I was not a happy baby or for much of my adult life either- until my late 30’s. My older sister looked in the sky and saw rainbows and I saw dark clouds. We were raised in the same house. I was always good at sizing up a situation though and understood at a very early age- maybe as early as three years old, that my parents were not one bit happy with each other.  Of course, the fighting was a huge clue.

Life always gives us huge clues- but we obstinately ignore them until they suit our needs. Or we tell ourselves we have to compromise. Now I am single, but if you’re a couple I do understand that occasionally you have to see a movie you don’t really want to see or eat at a restaurant you’re not crazy about. But how much of your core values should you have to compromise?   Should you give up friends, family, animals? For anyone? Ever?  No-  I don’t think so. I think if someone is asking any of those things of you- you have a big – no a giant clue- that things are not right. Fixable? Maybe. But generally speaking – I have met a million people in my life and selfish does not usually get better.

Happy- I suppose is relative for some. I am happy to be alive but I don’t really shout it from the roof top due to a fear of heights and a natural inclination to downplay things.  I wonder sometimes if I would be happier with a life partner- some guys to cook for and play scrabble with or cuddle and watch a movie with too.
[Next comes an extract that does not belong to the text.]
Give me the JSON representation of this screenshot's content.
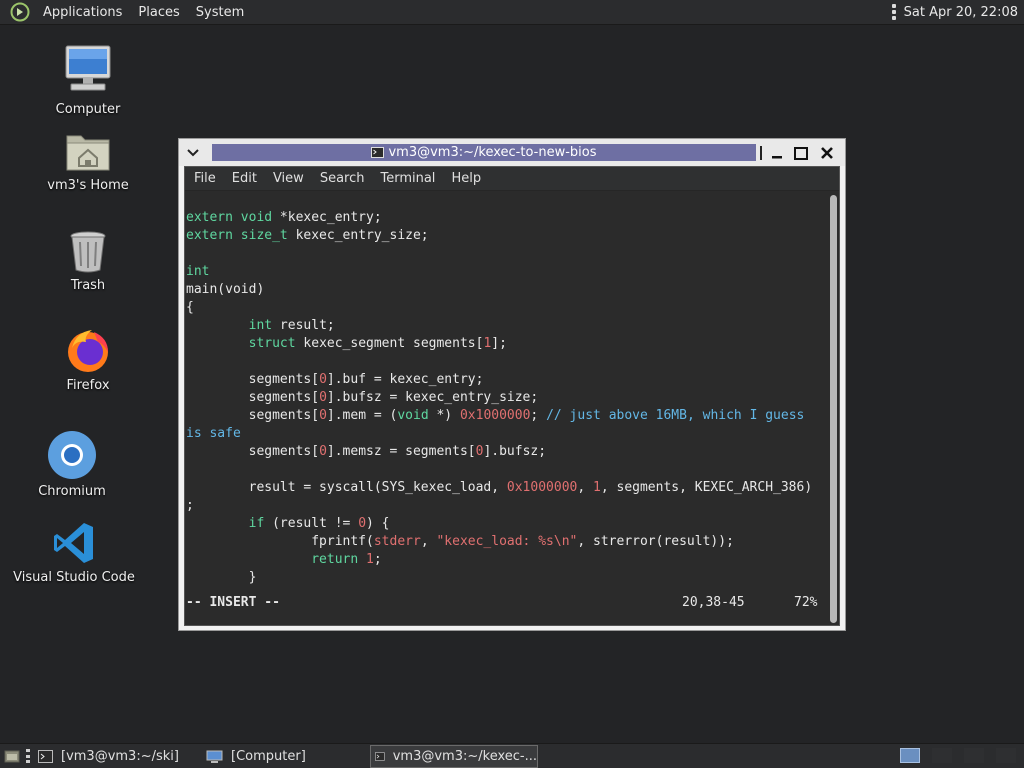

But the truth of it is- I would only be happier if I didn’t have to change me at all. That’s probably not very fair of me- but it’s the truth. I’m happy with myself – and it took me so long to get here- it’s just not up for compromise.

Misery is extreme unhappiness. It’s what unchecked unhappiness leads to. It starts in the morning when you don’t want to get up – when the chirping birds piss you off and you want to kick the dog that is barking hello. It goes to the grocery store with you when you bitch about the price of something and gripe because the clerk is too slow. When you get to work you bring your headache, your ass ache your negative bullshit and make everyone around you listen to your sniveling all day. Then you go home, ignore the dog, say mean things to your family, bitch about everyone at work, and wonder why no one wants to be around you. Misery is a horrible cancer- a blight on humanity. If you have it- stay away from me.

So my question to all of you tonight is how happy are you? Are you happy or content? Miserable?  If you could change your life would you?